We are thrilled to share this feature article in the Associated Press by food and beverage reporter Candice Choi which extensively covers the conflicts of interest between the Academy of Nutrition and Dietetics and the food industry.
- “Critics argue that companies use the classes, which are usually less expensive and more convenient than other courses dietitians can take, as a way to cast their products in a positive nutritional light. Not to mention that companies often collect the contact information of dietitians to mail them samples or coupons, in some cases to share with their patients. “It’s not education. It’s PR,” says Andy Bellatti, a Las Vegas-based dietitian who helped found Dietitians for Professional Integrity, a group of about a dozen dietitians who are calling for an end to the practice.
- “Bill Dietz, a former director of the division of nutrition and physical activity at the Centers for Disease and Control and Prevention, notes that an online class by Coke entitled “Understanding Dietary Sugars and Health” was taught by instructors who both had industry ties. One listed ties to the Sugar Association and companies including candy bar maker Mars. The other disclosed ties to the Corn Growers Association on the subject of high fructose corn syrup.
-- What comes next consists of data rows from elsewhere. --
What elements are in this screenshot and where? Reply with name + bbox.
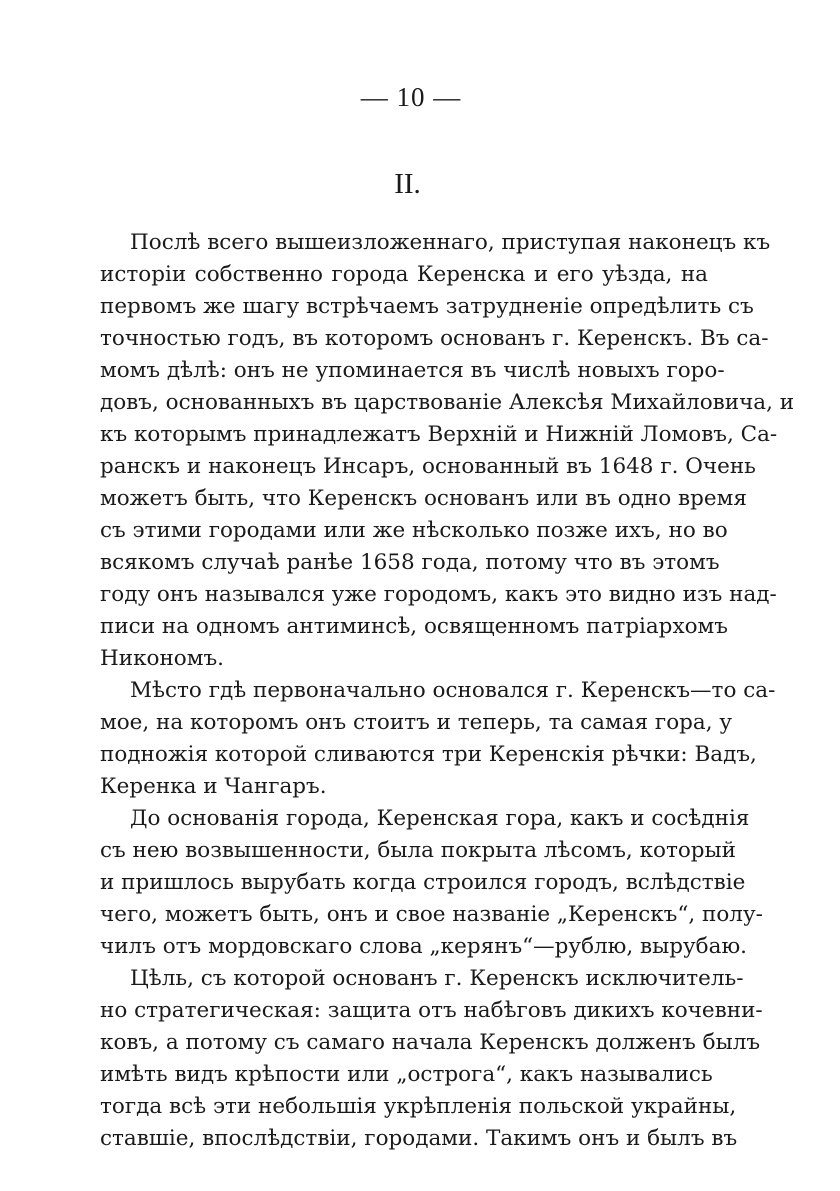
text-line: можетъ быть, что Керенскъ основанъ или въ одно время xyxy=(100,486,747,511)
text-line: и пришлось вырубать когда строился городъ, вслѣдствіе xyxy=(100,870,746,895)
text-line: Мѣсто гдѣ первоначально основался г. Керенскъ—то са- xyxy=(130,678,776,703)
text-line: довъ, основанныхъ въ царствованіе Алексѣя Михайловича, и xyxy=(100,390,795,415)
text-line: мое, на которомъ онъ стоитъ и теперь, та самая гора, у xyxy=(100,710,733,735)
text-line: съ этими городами или же нѣсколько позже ихъ, но во xyxy=(100,518,728,543)
text-line: Керенка и Чангаръ. xyxy=(100,774,327,799)
text-line: Послѣ всего вышеизложеннаго, приступая наконецъ къ xyxy=(130,230,771,255)
text-line: чилъ отъ мордовскаго слова „керянъ“—рублю, вырубаю. xyxy=(100,934,747,959)
page-number: — 10 — xyxy=(360,82,462,112)
text-line: первомъ же шагу встрѣчаемъ затрудненіе опредѣлить съ xyxy=(100,294,754,319)
text-line: ставшіе, впослѣдствіи, городами. Такимъ онъ и былъ въ xyxy=(100,1126,738,1151)
text-line: ранскъ и наконецъ Инсаръ, основанный въ 1648 г. Очень xyxy=(100,454,756,479)
text-line: чего, можетъ быть, онъ и свое названіе „Керенскъ“, полу- xyxy=(100,902,763,927)
text-line: всякомъ случаѣ ранѣе 1658 года, потому что въ этомъ xyxy=(100,550,720,575)
text-line: точностью годъ, въ которомъ основанъ г. Керенскъ. Въ са- xyxy=(100,326,769,351)
text-line: тогда всѣ эти небольшія укрѣпленія польской украйны, xyxy=(100,1094,737,1119)
text-line: подножія которой сливаются три Керенскія рѣчки: Вадъ, xyxy=(100,742,757,767)
text-line: имѣть видъ крѣпости или „острога“, какъ назывались xyxy=(100,1062,713,1087)
text-line: къ которымъ принадлежатъ Верхній и Нижній Ломовъ, Са- xyxy=(100,422,778,447)
text-line: съ нею возвышенности, была покрыта лѣсомъ, который xyxy=(100,838,737,863)
text-line: Никономъ. xyxy=(100,646,224,671)
text-line: ковъ, а потому съ самаго начала Керенскъ долженъ былъ xyxy=(100,1030,761,1055)
chapter-heading: II. xyxy=(394,168,421,200)
text-line: исторіи собственно города Керенска и его уѣзда, на xyxy=(100,262,708,287)
text-line: момъ дѣлѣ: онъ не упоминается въ числѣ новыхъ горо- xyxy=(100,358,725,383)
text-line: писи на одномъ антиминсѣ, освященномъ патріархомъ xyxy=(100,614,728,639)
text-line: но стратегическая: защита отъ набѣговъ дикихъ кочевни- xyxy=(100,998,763,1023)
text-line: До основанія города, Керенская гора, какъ и сосѣднія xyxy=(130,806,750,831)
text-line: Цѣль, съ которой основанъ г. Керенскъ исключитель- xyxy=(130,966,744,991)
text-line: году онъ назывался уже городомъ, какъ это видно изъ над- xyxy=(100,582,777,607)
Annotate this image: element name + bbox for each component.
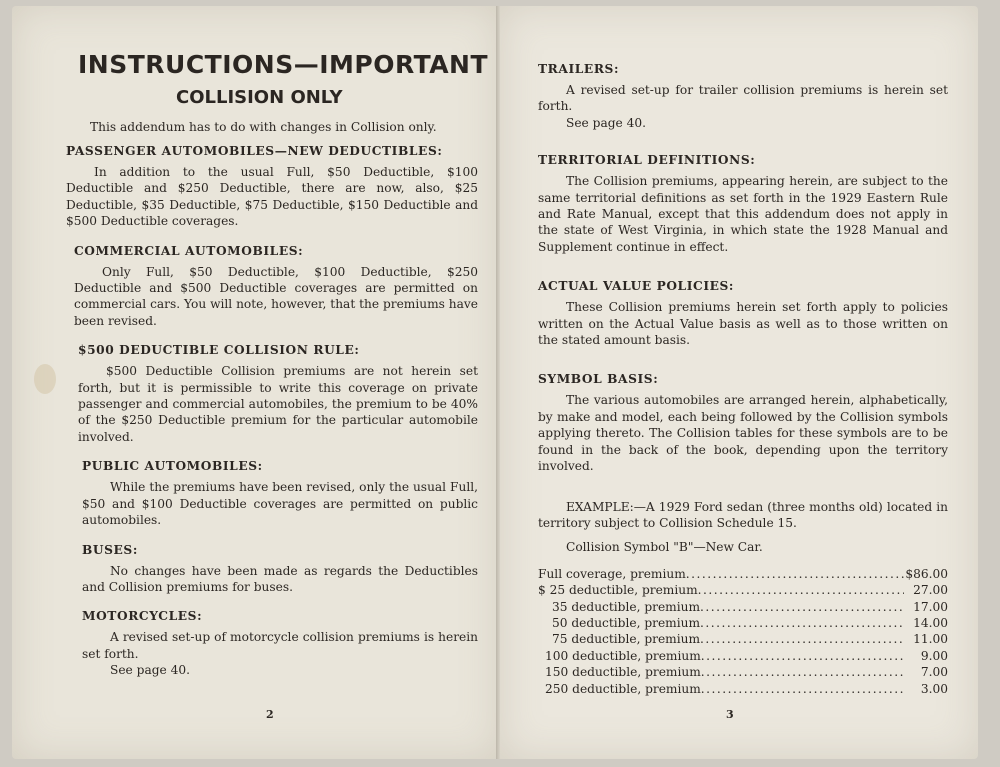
section-body-commercial: Only Full, $50 Deductible, $100 Deductible, $250 Deductible and $500 Deductible coverages are permitted on commercial cars. You will note, however, that the premiums have been revised. bbox=[74, 264, 478, 328]
right-page bbox=[500, 6, 978, 759]
section-body-public: While the premiums have been revised, only the usual Full, $50 and $100 Deductible coverages are permitted on public automobiles. bbox=[82, 480, 478, 528]
rate-table bbox=[538, 566, 948, 697]
leader-dots bbox=[700, 631, 904, 647]
section-heading-symbol-basis: SYMBOL BASIS: bbox=[538, 372, 659, 387]
section-body-passenger: In addition to the usual Full, $50 Deductible, $100 Deductible and $250 Deductible, there are now, also, $25 Deductible, $35 Deductible, $75 Deductible, $150 Deductible and $500 Deductible coverages. bbox=[66, 165, 478, 229]
rate-value: 11.00 bbox=[913, 632, 948, 647]
rate-label: 35 deductible, premium bbox=[552, 599, 701, 614]
section-body-trailers: A revised set-up for trailer collision premiums is herein set forth. bbox=[538, 83, 948, 114]
rate-row bbox=[538, 664, 948, 680]
section-heading-commercial: COMMERCIAL AUTOMOBILES: bbox=[74, 243, 304, 258]
rate-value: 3.00 bbox=[920, 681, 948, 696]
rate-row bbox=[538, 582, 948, 598]
leader-dots bbox=[701, 681, 904, 697]
leader-dots bbox=[701, 664, 904, 680]
section-note-motorcycles: See page 40. bbox=[110, 663, 190, 678]
leader-dots bbox=[701, 648, 904, 664]
rate-label: 150 deductible, premium bbox=[545, 665, 701, 680]
left-page bbox=[12, 6, 500, 759]
section-body-buses: No changes have been made as regards the Deductibles and Collision premiums for buses. bbox=[82, 563, 478, 594]
section-body-actual-value: These Collision premiums herein set forth apply to policies written on the Actual Value basis as well as to those written on the stated amount basis. bbox=[538, 300, 948, 348]
rate-label: 250 deductible, premium bbox=[545, 681, 701, 696]
rate-label: 100 deductible, premium bbox=[545, 648, 701, 663]
section-body-motorcycles: A revised set-up of motorcycle collision premiums is herein set forth. bbox=[82, 630, 478, 661]
example-text: EXAMPLE:—A 1929 Ford sedan (three months old) located in territory subject to Collision Schedule 15. bbox=[538, 499, 948, 530]
section-heading-buses: BUSES: bbox=[82, 542, 138, 557]
rate-row bbox=[538, 599, 948, 615]
section-body-territorial: The Collision premiums, appearing herein, are subject to the same territorial definitions as set forth in the 1929 Eastern Rule and Rate Manual, except that this addendum does not apply in the state of West Virginia, in which state the 1928 Manual and Supplement continue in effect. bbox=[538, 174, 948, 254]
section-heading-motorcycles: MOTORCYCLES: bbox=[82, 609, 203, 624]
rate-label: 75 deductible, premium bbox=[552, 632, 701, 647]
rate-value: 9.00 bbox=[920, 648, 948, 663]
rate-value: $86.00 bbox=[905, 566, 948, 581]
left-page-content bbox=[12, 6, 500, 759]
rate-value: 14.00 bbox=[913, 615, 948, 630]
section-heading-trailers: TRAILERS: bbox=[538, 62, 620, 76]
rate-row bbox=[538, 631, 948, 647]
section-body-500-rule: $500 Deductible Collision premiums are not herein set forth, but it is permissible to write this coverage on private passenger and commercial automobiles, the premium to be 40% of the $250 Deductible premium for the particular automobile involved. bbox=[78, 364, 478, 444]
rate-row bbox=[538, 566, 948, 582]
rate-row bbox=[538, 648, 948, 664]
rate-label: $ 25 deductible, premium bbox=[538, 583, 698, 598]
rate-value: 17.00 bbox=[913, 599, 948, 614]
leader-dots bbox=[700, 599, 904, 615]
leader-dots bbox=[686, 566, 904, 582]
rate-label: 50 deductible, premium bbox=[552, 615, 701, 630]
section-heading-territorial: TERRITORIAL DEFINITIONS: bbox=[538, 153, 756, 168]
page-title: INSTRUCTIONS—IMPORTANT bbox=[78, 50, 489, 79]
leader-dots bbox=[698, 582, 904, 598]
rate-value: 7.00 bbox=[920, 665, 948, 680]
section-heading-public: PUBLIC AUTOMOBILES: bbox=[82, 459, 263, 474]
page-subtitle: COLLISION ONLY bbox=[176, 87, 343, 108]
rate-value: 27.00 bbox=[913, 583, 948, 598]
section-heading-passenger: PASSENGER AUTOMOBILES—NEW DEDUCTIBLES: bbox=[66, 144, 443, 158]
rate-label: Full coverage, premium bbox=[538, 566, 686, 581]
section-heading-actual-value: ACTUAL VALUE POLICIES: bbox=[538, 279, 735, 294]
section-heading-500-rule: $500 DEDUCTIBLE COLLISION RULE: bbox=[78, 343, 360, 358]
rate-row bbox=[538, 615, 948, 631]
leader-dots bbox=[700, 615, 904, 631]
right-page-content bbox=[500, 6, 978, 759]
page-number: 2 bbox=[266, 708, 274, 721]
section-note-trailers: See page 40. bbox=[566, 115, 646, 130]
rate-row bbox=[538, 681, 948, 697]
section-body-symbol-basis: The various automobiles are arranged herein, alphabetically, by make and model, each being followed by the Collision symbols applying thereto. The Collision tables for these symbols are to be found in the back of the book, depending upon the territory involved. bbox=[538, 393, 948, 474]
intro-text: This addendum has to do with changes in Collision only. bbox=[90, 120, 437, 134]
page-number: 3 bbox=[726, 708, 734, 721]
symbol-line: Collision Symbol "B"—New Car. bbox=[566, 540, 763, 555]
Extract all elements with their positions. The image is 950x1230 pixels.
- At one point during the online class, one instructor says he doesn’t think there should be dietary guidelines regarding sugar intake; Dietz notes that viewpoint is in contrast to the positions held by many reputable groups, including the American Heart Association, which recommends women consume no more than 6 teaspoons daily and men consume no more than 9 teaspoons daily.
- When classes are approved for continuing education, there’s an assumption that the content is essentially endorsed by the Academy of Nutrition and Dietetics, Dietz notes. As such, he says the academy should be responsible for ensuring they provide balanced perspectives.”
- * “Elizabeth Lee, a registered dietitian in Los Angeles and one of the founders of Dietitians for Professional Integrity, notes that the classes typically have a message that supports the company’s products.
- “At the convention in Houston, Frito-Lay’s booth displayed an ear of corn, a bottle of oil and a small bowl of salt; the idea was to illustrate the simple ingredients used in its snacks. Nearby, a Frito-Lay employee explained to a packed class of dietitians during a 20-minute briefing how the company removed trans fats from its chips over the years.